Victim of Slip and Fall on Unnatural Snow Accumulation Has Favorable Verdict Reversed
On February 16, 2007, Annette Barber suffered a fall at a Danville gas station, when she tripped over a mound of piled snow, which was adjacent to customer parking spaces. Ms. Barber filed suit against the owner of the gas station alleging that the Defendant was negligent because it acted or failed to act in one or more of the following ways: a) failed to properly maintain its premises by allowing snow to be piled into an unnatural accumulation near its lined parking spaces; b) failed to warn the Ms. Barber of the dangerous condition upon its premises; and/or c) failed to adequately inspect the premises to prevent an unnatural accumulation of snow. Furthermore, Ms. Barber alleged that as a result of the Defendant’s negligence she was injured and sustained damages.
Generally, property owners have no duty to remove “natural accumulations” of ice from their property. However, one may recover damages for falls on icy sidewalks or parking lots, if one can prove that the negligent design or maintenance of the underlying pavement caused an “unnatural accumulation” of ice. In order to successfully prove such a case, one must prove the following: a) there was an unnatural accumulation of ice on the property, which presented an unreasonable risk of harm to people on the property; b) the property owner knew, or in the exercise of ordinary care should have known, of both the condition and the risk; c) the property owner could reasonably expect that people on the property would not discover or realize the danger, or that they would fail to protect against such danger; d) the property owner was negligent; e) the plaintiff was injured; and f) the property owner’s negligence was a proximate cause of the plaintiff’s injury.
In August of 2011, Ms. Barber’s case proceeded to a jury trial. Ms. Barber presented evidence that her injury required her to undergo three surgeries, to repair the foot fracture that she sustained as a result of the fall. The Defendant argued that the snow was a natural accumulation and that the Defendant had no duty to warn or protect Ms. Barber from the alleged snow accumulation. However, the jury found in favor of Ms. Barber, in the amount of $496,609.67, and reduced that award by 25%, to account for the negligence that they attributed to Ms. Barber’s actions.

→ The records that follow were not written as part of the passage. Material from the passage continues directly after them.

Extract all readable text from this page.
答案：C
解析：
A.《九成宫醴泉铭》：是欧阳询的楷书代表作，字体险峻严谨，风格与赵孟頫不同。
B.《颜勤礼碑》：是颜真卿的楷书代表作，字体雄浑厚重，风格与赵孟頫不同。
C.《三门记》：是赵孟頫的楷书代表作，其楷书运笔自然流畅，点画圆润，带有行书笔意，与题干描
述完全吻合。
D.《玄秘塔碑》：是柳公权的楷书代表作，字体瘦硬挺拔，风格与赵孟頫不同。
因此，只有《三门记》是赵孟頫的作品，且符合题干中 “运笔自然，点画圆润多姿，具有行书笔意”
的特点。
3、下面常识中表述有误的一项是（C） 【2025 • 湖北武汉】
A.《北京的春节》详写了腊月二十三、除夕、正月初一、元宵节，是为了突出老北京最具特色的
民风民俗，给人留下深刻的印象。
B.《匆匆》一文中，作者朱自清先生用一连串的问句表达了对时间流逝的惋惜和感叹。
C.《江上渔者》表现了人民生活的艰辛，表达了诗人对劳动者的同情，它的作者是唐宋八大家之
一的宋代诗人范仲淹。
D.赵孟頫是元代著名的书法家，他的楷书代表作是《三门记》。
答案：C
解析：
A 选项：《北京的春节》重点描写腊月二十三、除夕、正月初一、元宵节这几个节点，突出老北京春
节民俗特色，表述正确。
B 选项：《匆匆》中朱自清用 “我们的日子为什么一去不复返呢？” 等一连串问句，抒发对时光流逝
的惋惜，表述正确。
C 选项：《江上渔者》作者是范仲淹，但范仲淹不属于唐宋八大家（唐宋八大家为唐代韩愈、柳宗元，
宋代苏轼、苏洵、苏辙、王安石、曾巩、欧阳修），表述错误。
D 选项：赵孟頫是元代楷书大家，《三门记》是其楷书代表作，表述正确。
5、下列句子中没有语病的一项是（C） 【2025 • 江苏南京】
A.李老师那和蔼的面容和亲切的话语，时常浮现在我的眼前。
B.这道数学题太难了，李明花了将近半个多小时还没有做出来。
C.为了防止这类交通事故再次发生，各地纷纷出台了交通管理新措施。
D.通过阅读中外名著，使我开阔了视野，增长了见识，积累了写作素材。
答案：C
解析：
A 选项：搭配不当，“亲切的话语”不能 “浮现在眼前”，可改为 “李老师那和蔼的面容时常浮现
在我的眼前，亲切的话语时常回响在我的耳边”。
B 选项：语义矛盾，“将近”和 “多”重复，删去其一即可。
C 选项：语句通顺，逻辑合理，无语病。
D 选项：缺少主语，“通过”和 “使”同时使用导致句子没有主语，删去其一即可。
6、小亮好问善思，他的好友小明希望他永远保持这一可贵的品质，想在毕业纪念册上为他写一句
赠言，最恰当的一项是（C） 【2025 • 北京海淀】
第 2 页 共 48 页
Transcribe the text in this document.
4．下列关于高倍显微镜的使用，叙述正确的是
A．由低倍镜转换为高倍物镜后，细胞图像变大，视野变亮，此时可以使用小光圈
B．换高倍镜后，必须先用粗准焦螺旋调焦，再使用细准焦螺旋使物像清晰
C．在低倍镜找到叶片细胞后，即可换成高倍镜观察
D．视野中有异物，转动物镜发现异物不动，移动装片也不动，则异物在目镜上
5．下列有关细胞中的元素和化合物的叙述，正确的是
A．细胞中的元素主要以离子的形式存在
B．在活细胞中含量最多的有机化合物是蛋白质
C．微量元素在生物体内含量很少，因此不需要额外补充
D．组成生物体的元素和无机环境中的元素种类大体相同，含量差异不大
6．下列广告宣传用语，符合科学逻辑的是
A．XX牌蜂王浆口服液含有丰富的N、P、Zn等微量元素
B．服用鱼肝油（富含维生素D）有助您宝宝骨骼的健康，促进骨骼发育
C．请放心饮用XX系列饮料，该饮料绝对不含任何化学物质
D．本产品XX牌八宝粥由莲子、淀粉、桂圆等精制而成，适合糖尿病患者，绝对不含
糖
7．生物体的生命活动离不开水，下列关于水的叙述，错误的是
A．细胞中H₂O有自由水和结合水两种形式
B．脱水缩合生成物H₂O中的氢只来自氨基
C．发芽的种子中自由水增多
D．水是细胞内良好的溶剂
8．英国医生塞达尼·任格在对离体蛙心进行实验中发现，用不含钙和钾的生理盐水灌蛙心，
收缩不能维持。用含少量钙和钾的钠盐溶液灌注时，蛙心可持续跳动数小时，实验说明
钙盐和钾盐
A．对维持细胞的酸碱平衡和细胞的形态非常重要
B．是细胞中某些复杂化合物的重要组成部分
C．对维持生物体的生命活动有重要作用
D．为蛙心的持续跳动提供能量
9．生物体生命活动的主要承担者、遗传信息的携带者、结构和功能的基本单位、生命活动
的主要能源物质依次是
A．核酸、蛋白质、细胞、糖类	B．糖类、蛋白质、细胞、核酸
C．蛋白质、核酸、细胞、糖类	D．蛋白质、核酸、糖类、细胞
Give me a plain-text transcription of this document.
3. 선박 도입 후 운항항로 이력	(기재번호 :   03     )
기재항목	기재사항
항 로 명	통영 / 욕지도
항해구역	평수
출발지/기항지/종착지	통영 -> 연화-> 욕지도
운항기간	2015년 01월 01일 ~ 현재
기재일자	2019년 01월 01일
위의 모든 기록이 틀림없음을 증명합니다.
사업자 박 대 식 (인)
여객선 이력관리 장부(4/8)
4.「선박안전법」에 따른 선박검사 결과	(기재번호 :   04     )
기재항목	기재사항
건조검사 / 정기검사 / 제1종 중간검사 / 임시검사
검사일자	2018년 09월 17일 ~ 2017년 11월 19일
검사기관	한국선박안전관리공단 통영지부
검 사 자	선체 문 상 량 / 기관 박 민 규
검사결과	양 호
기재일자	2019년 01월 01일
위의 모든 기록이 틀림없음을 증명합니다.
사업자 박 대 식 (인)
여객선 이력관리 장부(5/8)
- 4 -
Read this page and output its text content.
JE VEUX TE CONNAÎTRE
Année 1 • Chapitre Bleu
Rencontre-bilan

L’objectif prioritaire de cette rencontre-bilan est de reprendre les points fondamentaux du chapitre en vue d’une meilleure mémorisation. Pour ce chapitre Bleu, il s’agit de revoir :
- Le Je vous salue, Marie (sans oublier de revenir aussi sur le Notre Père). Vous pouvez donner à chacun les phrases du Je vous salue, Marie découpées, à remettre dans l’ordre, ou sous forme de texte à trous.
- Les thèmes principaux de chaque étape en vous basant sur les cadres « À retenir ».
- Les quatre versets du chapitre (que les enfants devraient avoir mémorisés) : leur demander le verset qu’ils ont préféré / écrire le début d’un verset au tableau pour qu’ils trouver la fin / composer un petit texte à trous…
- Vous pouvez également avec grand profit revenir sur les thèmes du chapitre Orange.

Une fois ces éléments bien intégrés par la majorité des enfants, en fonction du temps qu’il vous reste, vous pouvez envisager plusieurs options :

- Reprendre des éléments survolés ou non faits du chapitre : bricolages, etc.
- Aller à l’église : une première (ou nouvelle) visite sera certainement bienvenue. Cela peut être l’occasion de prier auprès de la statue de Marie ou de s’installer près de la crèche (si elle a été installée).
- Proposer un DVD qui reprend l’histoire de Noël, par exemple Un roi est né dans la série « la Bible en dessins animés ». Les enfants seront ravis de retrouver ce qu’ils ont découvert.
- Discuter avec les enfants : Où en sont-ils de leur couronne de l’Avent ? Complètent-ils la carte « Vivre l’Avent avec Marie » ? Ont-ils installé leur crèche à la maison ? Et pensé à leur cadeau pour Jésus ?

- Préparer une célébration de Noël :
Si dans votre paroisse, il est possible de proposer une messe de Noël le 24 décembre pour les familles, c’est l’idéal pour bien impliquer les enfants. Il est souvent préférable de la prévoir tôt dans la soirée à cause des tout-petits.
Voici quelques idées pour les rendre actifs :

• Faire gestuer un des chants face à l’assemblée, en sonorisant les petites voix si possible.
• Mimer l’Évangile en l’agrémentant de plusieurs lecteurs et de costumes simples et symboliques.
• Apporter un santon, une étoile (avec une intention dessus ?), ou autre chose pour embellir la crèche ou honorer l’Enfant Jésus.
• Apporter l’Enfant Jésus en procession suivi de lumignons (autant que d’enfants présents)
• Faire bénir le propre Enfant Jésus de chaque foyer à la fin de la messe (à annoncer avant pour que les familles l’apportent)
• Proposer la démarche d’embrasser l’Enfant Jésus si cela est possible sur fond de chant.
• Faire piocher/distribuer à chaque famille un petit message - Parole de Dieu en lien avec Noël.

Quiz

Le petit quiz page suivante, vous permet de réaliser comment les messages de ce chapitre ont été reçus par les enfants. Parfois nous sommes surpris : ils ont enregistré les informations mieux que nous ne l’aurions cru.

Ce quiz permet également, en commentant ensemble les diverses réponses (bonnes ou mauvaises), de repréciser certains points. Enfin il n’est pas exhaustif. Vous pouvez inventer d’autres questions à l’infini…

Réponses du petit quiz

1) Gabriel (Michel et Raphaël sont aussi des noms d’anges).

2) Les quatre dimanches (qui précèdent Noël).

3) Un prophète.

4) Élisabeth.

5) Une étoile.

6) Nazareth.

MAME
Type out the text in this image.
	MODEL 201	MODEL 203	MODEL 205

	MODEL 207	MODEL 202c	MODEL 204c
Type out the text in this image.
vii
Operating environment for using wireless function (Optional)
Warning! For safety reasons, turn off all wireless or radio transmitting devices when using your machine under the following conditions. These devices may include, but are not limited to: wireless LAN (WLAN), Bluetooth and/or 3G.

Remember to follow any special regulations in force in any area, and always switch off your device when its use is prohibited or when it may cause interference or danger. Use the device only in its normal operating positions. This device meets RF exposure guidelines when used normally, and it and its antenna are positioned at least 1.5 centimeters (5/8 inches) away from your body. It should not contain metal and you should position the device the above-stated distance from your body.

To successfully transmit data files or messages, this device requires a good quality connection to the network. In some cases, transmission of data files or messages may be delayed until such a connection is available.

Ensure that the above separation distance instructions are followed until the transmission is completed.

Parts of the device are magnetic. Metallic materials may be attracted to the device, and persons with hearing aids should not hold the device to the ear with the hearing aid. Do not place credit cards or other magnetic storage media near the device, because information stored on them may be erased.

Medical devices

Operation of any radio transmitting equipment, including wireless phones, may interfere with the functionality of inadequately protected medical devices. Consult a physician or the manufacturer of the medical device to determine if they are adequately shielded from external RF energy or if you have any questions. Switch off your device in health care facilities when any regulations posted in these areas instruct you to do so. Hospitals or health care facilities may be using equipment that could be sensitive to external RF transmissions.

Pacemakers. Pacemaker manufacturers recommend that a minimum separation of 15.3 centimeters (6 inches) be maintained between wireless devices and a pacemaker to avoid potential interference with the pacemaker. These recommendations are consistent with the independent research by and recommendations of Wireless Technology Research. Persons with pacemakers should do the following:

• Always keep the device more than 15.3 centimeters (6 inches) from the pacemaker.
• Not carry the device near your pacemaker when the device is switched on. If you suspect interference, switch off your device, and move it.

Notwithstanding, the Defendant appealed the trial court’s rulings that led to the above mentioned verdict. In quoting other cases, the Fourth District stated: “…along with snow removal operations like shoveling and plowing, the mere sprinkling of salt, causing ice to melt, although it may later refreeze, does not aggravate a natural condition, so as to form a basis for liability on the part of the property owner.” Furthermore, it noted that: “…shoveling and plowing snow-covered parking lots, along with salting ice-covered walkways, are desirable actions… during the winter months.” The court further stated that since it is rare that such remedial operations can be done perfectly, requiring such perfection would cause an unreasonable burden upon property owners. For these reasons, the Fourth District directed the trial court to set aside the verdict and enter judgment for the Defendant.